Um die eigenen Eindrücke zu objektivieren, wurde eine Waldbegehung mit einem ehemaligen Forstbeamten (Förster) durchgeführt, der fachkompetent eine Stellungnahme zum Zustand des Seewaldes geben konnte und der die Möglichkeiten für zeitgemäße, nachhaltige Vorgehensweisen im Sinne einer naturverträglichen Waldnutzung erläuterte.

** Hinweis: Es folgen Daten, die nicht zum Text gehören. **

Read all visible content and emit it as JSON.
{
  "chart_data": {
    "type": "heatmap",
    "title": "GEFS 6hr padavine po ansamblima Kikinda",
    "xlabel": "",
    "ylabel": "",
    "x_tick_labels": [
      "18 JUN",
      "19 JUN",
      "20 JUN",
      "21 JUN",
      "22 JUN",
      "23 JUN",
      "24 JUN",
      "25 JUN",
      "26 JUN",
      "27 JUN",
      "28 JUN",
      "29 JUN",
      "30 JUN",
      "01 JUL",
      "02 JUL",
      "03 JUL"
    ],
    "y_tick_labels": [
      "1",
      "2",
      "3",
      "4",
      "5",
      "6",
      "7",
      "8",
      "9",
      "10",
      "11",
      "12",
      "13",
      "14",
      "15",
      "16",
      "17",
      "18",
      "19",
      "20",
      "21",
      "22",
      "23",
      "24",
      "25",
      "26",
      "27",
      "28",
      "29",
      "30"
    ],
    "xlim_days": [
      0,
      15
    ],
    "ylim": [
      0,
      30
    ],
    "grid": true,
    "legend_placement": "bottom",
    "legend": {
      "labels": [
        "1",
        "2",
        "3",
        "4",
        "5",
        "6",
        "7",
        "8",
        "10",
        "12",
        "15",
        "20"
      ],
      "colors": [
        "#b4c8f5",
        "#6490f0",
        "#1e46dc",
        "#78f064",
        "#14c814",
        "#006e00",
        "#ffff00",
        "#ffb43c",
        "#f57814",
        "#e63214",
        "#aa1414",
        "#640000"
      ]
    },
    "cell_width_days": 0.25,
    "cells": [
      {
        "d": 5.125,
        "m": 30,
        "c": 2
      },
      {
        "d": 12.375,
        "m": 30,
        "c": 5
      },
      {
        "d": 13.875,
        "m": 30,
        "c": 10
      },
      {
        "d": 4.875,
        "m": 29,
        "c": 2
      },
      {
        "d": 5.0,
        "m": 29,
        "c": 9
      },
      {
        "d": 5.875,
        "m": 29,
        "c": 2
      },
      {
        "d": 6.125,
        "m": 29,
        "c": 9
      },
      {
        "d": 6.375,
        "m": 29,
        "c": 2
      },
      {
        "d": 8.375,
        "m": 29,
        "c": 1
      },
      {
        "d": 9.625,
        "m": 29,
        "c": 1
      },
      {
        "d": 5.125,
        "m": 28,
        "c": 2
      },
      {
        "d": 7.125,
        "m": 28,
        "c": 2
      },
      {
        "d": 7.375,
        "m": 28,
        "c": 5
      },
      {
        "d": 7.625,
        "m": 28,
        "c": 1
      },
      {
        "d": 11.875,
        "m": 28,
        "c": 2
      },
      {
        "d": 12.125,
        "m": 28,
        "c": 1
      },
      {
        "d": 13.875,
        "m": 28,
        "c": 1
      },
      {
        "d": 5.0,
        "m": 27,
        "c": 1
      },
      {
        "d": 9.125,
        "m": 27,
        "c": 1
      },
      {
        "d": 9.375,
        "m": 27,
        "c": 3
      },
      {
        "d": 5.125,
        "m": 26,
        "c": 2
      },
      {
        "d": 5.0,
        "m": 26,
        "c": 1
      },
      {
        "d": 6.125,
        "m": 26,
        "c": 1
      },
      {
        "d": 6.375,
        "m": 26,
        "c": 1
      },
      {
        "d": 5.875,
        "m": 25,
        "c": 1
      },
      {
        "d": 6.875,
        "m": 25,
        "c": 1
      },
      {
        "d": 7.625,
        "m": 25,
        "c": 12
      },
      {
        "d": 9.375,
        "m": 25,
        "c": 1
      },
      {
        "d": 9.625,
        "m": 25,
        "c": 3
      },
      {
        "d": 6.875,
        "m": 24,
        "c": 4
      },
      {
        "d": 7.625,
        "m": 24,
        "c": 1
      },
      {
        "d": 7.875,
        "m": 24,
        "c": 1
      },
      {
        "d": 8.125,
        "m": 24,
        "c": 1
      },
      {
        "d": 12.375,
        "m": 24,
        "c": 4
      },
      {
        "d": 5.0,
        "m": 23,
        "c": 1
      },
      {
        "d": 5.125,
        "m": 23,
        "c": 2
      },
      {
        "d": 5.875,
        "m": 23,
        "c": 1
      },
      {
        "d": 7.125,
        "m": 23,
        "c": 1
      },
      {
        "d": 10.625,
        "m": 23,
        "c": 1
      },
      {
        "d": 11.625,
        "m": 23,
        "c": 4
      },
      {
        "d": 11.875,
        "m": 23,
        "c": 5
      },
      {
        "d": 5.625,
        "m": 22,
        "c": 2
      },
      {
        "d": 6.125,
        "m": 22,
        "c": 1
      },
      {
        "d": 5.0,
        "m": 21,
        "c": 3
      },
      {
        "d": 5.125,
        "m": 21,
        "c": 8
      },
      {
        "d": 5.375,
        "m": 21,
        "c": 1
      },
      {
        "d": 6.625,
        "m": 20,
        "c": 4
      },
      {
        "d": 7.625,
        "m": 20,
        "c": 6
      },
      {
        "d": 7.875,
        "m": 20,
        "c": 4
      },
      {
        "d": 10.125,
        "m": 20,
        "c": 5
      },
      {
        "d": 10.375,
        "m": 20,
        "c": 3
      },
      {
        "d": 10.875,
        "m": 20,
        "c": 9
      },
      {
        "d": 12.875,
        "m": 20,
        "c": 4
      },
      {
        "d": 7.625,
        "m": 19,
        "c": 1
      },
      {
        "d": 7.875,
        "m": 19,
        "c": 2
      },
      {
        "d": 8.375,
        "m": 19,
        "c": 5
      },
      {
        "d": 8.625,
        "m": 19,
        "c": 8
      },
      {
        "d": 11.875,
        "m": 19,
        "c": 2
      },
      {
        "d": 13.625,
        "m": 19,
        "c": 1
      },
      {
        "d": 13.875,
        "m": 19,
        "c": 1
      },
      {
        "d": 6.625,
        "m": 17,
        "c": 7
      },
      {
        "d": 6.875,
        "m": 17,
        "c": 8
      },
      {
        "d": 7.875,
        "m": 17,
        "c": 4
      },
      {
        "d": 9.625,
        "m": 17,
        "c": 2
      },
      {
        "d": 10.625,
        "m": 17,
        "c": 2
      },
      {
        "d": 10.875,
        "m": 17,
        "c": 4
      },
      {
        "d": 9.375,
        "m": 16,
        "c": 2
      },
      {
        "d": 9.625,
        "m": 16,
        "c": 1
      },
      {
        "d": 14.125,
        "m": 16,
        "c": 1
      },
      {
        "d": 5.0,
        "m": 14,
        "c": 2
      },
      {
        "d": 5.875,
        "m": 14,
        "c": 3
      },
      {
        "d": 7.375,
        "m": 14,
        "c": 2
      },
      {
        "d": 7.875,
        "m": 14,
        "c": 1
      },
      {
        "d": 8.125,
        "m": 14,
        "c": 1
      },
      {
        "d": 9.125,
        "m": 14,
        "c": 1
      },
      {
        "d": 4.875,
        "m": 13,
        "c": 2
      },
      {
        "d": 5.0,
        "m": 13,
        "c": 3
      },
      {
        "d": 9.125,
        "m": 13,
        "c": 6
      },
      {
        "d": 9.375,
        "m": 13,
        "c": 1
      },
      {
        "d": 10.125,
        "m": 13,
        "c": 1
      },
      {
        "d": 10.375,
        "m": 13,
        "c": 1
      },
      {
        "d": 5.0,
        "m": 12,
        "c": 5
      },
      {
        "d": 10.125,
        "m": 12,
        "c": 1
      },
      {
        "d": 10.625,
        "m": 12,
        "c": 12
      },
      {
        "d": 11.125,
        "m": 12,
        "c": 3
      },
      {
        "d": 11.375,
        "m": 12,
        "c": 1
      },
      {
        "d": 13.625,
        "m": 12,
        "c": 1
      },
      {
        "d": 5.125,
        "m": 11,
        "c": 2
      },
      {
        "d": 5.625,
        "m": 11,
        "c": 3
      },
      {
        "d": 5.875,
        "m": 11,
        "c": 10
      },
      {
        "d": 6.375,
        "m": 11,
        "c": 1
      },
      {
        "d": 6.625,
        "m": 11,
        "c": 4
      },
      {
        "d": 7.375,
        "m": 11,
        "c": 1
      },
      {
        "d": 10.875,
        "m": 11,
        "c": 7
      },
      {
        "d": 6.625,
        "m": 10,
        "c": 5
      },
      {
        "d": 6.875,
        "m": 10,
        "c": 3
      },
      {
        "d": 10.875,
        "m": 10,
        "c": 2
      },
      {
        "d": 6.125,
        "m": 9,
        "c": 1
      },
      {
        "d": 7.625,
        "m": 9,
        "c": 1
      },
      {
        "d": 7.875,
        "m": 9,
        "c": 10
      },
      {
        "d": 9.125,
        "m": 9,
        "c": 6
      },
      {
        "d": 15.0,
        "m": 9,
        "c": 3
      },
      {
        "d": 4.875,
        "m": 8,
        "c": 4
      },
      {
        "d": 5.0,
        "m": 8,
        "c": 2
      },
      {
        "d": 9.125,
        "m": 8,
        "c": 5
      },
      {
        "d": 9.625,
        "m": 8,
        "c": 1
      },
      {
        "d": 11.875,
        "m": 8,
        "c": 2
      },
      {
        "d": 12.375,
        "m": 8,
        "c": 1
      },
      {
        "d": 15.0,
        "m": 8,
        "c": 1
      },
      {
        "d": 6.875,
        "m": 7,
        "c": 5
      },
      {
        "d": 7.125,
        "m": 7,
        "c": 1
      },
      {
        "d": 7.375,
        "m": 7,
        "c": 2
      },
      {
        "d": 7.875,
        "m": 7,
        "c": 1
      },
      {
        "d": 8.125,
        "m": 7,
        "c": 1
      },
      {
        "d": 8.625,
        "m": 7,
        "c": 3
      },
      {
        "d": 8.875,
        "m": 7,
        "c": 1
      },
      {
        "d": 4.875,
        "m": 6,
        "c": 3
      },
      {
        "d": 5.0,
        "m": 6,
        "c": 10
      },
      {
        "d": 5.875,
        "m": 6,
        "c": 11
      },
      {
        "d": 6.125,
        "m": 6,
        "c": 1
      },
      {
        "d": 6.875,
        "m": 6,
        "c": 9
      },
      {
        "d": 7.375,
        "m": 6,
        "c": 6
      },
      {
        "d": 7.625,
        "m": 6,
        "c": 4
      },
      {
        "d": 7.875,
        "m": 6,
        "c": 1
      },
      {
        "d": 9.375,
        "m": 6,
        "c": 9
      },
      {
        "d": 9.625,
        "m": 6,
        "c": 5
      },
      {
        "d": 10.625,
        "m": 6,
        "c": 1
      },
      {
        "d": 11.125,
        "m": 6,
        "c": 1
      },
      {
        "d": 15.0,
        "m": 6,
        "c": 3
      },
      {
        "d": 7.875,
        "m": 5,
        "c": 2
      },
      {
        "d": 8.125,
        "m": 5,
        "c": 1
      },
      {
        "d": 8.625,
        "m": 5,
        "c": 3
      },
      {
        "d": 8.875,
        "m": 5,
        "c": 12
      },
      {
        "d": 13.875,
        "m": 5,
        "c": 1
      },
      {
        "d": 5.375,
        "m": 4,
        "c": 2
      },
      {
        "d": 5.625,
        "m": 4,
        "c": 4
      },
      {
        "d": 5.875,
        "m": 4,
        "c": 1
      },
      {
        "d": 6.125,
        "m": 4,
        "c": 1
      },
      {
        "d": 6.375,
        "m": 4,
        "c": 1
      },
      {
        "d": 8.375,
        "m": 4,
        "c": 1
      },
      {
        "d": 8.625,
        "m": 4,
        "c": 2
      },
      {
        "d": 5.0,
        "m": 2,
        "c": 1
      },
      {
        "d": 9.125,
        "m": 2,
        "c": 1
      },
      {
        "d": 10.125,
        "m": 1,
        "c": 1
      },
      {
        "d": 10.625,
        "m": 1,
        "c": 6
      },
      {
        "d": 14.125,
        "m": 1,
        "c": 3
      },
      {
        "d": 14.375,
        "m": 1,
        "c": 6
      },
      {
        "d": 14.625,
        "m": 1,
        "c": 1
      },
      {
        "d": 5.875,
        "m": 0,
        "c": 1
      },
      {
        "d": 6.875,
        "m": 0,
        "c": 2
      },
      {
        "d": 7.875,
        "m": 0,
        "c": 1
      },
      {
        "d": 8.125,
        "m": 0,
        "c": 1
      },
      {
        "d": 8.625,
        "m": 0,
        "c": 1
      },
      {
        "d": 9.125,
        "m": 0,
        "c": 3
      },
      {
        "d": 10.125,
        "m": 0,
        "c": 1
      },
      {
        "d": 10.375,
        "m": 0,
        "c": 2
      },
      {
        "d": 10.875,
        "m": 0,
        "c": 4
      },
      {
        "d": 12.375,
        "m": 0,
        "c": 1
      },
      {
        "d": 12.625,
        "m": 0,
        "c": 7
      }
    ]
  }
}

Gerald Klamer (www.gerald-klamer.de) hat 25 Jahre als Forstbeamter im Hessischen Raum gearbeitet, bevor er seinen Dienst zu Gunsten einer 6.000 Kilometer langen Wanderung durch Deutschland an den Nagel hing. Er wollte auf die Situation des Waldes aufmerksam machen und seine Erkenntnisse publizieren. Er setzt sich für eine alternative, naturnahe Waldbewirtschaftung ein, wie beispielsweise das „Lübecker Modell“ – ein Vorbild für Waldnutzung in Deutschland. Einige große Städte (München, Bonn, Saarbrücken, Wiesbaden, Hannover und Göttingen) haben bereits dieses Konzept übernommen.

Schlussfolgerungen

  • Das Eschentriebsterben aufgrund eines Pilzes aus Asien am Spielplatz hätte weniger brachial umgesetzt werden können.
  • Zu den Einschlägen von Fichten und Neupflanzung von nichteinheimischen Baumarten, wie beispielsweise der Douglasie im nördlichen Teil gäbe es Alternativen.
  • Die Entnahme großer Bäume - vor allem gesunder Buchenbestände - am östlichen Rand ist als kritisch anzusehen
  • Neue dazugekommene Rückegassen1 im Abstand von weniger als 20 m haben Auswirkungen auf das Waldmikroklima.
  • Der nachhaltige Hiebsatz ist bei uns im Wald aufgrund der schadhaften Eschen und Fichten sehr wahrscheinlich überschritten. Erfreulicherweise wird mehr Totholz als früher im Wald belassen.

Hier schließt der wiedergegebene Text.